Arbitrarily primed polymerase chain reaction as a rapid method to differentiate crossed from independent Pseudomonas cepacia infections in cystic fibrosis patients.

We used DNA fingerprinting by the arbitrarily primed polymerase chain reaction (AP-PCR) technique for an epidemiological investigation of 23 Pseudomonas cepacia isolates obtained from 11 cystic fibrosis (CF) patients attending our CF center. This approach was compared with ribotyping, pulsed-field gel electrophoresis (PFGE), and conventional phenotypic typing. AP-PCR and ribotyping were identical in resolving power, since the two methods generated four different profiles and identified the same group of strains. Six patients on the one hand and four on the other harbored strains of the same genotype, thus raising the possibility of either patient-to-patient transmission or acquisition from a common hospital environmental source.
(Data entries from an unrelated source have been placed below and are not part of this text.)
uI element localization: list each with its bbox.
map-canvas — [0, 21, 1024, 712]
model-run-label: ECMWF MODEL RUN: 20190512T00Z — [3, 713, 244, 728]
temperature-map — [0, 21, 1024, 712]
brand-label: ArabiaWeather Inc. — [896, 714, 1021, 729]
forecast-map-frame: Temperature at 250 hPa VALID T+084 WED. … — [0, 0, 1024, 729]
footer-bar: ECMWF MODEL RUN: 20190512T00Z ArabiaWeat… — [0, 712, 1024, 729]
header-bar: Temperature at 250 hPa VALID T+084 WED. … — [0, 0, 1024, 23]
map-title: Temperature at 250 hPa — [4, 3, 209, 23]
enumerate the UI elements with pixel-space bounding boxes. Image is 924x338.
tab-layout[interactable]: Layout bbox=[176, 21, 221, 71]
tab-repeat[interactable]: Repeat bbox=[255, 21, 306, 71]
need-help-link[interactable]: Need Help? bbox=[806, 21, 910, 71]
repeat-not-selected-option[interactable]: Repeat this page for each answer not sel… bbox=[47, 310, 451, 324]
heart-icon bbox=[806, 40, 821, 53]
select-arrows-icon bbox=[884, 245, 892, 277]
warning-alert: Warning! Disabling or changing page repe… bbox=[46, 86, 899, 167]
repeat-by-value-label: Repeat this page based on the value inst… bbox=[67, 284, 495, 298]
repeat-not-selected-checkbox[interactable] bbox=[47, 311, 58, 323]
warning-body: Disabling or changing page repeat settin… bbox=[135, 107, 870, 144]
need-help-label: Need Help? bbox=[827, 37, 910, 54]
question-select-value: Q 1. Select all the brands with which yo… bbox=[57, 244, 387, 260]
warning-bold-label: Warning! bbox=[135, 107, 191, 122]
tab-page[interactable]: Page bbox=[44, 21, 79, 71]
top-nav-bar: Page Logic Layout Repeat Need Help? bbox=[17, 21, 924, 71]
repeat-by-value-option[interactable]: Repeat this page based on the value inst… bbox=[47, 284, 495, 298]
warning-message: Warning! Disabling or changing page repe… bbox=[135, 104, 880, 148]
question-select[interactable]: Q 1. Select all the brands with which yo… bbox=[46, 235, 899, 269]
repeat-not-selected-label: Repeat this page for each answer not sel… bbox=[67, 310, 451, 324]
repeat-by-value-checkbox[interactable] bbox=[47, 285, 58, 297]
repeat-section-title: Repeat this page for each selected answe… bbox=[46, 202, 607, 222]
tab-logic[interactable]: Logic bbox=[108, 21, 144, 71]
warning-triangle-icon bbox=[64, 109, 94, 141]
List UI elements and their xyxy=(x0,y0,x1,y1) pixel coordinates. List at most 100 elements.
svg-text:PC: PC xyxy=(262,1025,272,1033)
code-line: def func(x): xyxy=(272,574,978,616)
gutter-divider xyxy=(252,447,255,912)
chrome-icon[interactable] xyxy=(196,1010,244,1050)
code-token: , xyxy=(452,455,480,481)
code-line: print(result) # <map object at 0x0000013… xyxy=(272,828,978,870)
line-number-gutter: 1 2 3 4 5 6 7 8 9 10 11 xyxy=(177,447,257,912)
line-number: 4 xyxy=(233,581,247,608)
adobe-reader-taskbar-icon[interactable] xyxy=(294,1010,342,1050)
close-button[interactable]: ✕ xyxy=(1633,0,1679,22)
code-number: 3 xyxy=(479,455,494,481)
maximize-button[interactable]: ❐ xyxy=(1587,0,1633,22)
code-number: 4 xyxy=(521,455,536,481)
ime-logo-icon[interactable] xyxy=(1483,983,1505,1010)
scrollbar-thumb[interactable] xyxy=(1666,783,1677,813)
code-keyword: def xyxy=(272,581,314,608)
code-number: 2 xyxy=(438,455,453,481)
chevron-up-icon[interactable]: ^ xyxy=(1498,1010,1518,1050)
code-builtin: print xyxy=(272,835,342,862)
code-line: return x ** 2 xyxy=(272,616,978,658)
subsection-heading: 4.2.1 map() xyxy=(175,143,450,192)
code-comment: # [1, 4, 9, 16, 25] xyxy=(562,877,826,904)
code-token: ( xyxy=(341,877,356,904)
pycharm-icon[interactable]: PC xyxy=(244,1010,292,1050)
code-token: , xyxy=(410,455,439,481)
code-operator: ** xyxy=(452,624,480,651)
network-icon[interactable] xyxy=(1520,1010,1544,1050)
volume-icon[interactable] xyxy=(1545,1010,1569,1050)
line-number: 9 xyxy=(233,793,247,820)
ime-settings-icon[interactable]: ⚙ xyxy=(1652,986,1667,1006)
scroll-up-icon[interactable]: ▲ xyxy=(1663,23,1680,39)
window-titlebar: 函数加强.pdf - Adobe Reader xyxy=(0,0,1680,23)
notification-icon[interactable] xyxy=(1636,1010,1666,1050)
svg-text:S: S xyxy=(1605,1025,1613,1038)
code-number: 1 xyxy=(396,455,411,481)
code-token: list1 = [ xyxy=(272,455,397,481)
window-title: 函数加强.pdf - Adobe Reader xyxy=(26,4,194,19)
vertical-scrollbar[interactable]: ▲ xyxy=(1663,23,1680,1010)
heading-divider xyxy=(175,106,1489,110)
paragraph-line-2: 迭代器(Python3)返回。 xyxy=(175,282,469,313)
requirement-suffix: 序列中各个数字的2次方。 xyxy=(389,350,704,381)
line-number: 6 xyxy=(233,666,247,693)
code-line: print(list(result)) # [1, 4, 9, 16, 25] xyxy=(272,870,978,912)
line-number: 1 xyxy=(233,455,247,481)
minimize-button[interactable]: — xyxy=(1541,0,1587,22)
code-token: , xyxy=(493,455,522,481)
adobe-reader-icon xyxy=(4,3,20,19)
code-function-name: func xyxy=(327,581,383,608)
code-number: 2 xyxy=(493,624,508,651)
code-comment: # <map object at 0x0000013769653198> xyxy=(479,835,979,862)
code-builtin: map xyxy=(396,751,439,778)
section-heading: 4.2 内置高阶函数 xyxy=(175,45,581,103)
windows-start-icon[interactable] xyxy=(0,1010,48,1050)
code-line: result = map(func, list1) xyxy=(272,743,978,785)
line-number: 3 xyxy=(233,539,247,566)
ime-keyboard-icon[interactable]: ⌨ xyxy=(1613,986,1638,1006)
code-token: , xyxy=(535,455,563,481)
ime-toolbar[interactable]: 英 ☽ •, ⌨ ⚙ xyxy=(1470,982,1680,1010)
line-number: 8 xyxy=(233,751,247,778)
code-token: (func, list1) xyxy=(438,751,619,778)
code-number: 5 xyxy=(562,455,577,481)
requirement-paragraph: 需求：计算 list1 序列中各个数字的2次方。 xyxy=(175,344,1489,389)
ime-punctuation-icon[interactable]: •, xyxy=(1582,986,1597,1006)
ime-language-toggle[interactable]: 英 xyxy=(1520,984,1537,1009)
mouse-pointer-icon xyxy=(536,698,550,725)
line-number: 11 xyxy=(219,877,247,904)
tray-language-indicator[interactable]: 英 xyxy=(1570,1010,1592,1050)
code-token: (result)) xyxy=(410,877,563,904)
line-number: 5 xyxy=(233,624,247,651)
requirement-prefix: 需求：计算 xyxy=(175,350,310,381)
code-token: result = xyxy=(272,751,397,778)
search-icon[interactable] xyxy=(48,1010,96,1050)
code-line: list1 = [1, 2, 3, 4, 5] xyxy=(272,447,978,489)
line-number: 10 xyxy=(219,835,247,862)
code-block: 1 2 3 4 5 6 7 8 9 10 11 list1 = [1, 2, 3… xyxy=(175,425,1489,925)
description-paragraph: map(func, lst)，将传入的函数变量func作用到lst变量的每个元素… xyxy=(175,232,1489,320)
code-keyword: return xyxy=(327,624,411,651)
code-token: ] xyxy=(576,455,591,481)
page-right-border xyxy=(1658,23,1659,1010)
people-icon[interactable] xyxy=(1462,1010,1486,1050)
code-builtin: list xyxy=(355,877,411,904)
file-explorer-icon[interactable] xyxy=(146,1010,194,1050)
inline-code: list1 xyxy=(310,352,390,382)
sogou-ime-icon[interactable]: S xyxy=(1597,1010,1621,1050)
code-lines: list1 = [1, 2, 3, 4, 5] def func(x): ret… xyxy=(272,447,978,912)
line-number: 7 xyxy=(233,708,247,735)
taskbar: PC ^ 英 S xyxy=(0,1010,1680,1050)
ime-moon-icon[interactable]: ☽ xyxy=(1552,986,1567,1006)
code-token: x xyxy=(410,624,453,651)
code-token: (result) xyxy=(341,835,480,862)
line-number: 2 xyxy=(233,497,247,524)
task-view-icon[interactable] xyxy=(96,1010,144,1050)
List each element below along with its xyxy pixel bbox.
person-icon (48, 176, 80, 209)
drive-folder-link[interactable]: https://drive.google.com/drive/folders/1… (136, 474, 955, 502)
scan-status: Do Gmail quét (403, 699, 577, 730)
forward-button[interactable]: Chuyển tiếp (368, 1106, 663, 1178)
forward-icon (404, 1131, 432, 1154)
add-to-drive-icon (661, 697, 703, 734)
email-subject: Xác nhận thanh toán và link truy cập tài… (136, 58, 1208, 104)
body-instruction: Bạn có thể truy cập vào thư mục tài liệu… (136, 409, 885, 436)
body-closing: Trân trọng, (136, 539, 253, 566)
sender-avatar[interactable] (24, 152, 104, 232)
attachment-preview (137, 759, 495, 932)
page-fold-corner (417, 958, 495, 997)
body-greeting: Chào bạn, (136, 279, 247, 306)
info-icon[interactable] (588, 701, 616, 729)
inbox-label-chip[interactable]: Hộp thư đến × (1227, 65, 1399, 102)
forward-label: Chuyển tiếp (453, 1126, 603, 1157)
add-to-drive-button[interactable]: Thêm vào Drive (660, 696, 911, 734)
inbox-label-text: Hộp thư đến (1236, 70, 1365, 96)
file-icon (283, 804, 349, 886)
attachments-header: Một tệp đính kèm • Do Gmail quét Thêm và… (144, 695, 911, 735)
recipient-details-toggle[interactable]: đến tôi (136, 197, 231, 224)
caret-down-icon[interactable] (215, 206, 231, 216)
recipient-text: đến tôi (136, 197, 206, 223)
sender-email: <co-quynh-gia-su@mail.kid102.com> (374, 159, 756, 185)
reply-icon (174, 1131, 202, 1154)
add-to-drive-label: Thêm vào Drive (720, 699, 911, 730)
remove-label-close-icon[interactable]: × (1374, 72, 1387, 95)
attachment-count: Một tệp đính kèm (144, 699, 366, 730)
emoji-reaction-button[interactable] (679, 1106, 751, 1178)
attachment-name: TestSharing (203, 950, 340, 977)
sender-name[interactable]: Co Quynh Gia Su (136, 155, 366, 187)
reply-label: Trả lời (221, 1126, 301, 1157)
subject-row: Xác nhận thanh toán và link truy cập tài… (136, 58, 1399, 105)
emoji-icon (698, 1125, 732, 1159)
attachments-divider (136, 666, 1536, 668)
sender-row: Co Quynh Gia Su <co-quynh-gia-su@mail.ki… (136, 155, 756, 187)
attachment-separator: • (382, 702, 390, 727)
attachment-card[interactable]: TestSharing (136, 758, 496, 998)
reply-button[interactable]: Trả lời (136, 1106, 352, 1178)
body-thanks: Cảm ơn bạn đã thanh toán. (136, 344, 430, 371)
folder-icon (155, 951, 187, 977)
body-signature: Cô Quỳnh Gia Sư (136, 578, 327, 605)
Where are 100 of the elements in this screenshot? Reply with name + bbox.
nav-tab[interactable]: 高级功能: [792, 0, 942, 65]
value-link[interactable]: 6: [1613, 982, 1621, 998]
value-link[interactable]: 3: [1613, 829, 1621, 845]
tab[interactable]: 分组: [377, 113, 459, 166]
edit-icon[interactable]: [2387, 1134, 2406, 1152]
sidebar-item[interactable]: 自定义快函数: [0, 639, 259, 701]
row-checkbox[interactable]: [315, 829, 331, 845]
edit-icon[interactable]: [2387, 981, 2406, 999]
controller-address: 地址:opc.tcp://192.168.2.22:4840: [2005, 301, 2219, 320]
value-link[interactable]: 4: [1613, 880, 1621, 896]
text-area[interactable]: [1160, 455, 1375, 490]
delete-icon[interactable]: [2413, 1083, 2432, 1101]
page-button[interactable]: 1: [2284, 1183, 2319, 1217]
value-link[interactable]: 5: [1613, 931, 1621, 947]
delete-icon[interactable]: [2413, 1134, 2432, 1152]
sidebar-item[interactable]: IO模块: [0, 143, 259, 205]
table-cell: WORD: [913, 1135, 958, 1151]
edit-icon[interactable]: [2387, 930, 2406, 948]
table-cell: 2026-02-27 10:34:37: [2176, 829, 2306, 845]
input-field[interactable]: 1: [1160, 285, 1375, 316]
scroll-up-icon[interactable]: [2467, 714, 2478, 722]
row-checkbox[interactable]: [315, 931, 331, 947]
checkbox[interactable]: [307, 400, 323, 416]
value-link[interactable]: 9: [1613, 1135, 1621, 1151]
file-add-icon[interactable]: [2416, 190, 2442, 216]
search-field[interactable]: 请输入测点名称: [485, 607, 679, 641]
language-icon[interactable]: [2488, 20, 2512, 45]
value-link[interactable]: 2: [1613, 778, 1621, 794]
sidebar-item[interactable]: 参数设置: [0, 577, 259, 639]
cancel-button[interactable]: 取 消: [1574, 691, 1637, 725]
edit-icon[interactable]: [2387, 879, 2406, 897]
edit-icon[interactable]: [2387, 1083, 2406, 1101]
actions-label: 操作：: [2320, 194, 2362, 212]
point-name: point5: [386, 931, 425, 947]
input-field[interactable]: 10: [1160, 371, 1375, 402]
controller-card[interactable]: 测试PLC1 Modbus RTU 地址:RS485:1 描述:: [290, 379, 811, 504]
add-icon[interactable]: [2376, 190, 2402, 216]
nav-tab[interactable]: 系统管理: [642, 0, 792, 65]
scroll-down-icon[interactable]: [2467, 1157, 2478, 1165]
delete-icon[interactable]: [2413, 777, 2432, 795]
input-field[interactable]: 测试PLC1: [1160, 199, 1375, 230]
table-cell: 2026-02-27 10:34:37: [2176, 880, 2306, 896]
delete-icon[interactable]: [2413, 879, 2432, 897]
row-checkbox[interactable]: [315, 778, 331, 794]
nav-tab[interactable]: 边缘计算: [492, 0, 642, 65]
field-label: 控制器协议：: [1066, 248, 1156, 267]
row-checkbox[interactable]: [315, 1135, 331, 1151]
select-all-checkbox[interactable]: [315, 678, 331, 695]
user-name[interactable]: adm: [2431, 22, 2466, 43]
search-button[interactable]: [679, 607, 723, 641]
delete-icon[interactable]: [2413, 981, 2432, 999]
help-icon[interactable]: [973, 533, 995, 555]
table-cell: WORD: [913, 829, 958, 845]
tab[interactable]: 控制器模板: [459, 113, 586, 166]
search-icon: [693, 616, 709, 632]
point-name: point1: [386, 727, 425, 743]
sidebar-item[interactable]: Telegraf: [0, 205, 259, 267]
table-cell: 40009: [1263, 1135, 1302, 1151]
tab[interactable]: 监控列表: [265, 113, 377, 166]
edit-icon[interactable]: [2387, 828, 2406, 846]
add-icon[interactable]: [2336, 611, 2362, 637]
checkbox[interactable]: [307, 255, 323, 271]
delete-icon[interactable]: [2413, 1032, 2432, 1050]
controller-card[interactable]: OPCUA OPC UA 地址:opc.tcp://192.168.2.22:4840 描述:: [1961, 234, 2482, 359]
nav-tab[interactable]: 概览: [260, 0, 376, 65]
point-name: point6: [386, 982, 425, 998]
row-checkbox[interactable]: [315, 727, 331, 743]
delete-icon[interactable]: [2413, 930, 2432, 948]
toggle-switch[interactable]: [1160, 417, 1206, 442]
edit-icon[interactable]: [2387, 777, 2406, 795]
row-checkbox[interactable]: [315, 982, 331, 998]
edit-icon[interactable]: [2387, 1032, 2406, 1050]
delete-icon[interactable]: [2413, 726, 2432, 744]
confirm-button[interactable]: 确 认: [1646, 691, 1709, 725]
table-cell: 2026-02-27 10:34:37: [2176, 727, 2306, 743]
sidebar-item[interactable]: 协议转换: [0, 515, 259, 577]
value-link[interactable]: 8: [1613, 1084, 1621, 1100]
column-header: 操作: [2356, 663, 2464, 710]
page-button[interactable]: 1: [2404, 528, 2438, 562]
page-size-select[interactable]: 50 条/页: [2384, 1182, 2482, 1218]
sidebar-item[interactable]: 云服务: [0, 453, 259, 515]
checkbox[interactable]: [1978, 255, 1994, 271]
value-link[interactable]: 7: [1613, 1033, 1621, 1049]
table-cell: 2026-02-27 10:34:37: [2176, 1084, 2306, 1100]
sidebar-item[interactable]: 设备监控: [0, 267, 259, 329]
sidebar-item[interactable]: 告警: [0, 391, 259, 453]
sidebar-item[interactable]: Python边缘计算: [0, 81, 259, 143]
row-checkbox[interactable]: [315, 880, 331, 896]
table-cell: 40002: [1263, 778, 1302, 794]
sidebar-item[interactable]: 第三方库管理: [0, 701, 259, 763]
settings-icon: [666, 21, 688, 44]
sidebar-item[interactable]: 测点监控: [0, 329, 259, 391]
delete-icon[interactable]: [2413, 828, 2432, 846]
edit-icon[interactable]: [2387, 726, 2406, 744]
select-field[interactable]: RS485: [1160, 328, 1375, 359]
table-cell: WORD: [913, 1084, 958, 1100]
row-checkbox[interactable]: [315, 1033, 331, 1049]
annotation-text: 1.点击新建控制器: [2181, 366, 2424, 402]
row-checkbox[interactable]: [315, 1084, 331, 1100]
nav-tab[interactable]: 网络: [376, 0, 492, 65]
PFGE results were in good agreement with those of the other two methods, but PFGE seems more discriminative since it generated a fifth profile for a single strain in a group of four. Our results show in vivo stability for the three methods during a period extending from 3 to 41 months. These genotypic techniques are particularly promising for clinical laboratories to help to clarify the epidemiology of P. cepacia in CF patients. The AP-PCR method constitutes an easier alternative to the well-established ribotyping method. AP-PCR provides the quickest results with minimal technical complexity. However, our results suggest that it is less discriminative than the labor-intensive PFGE method.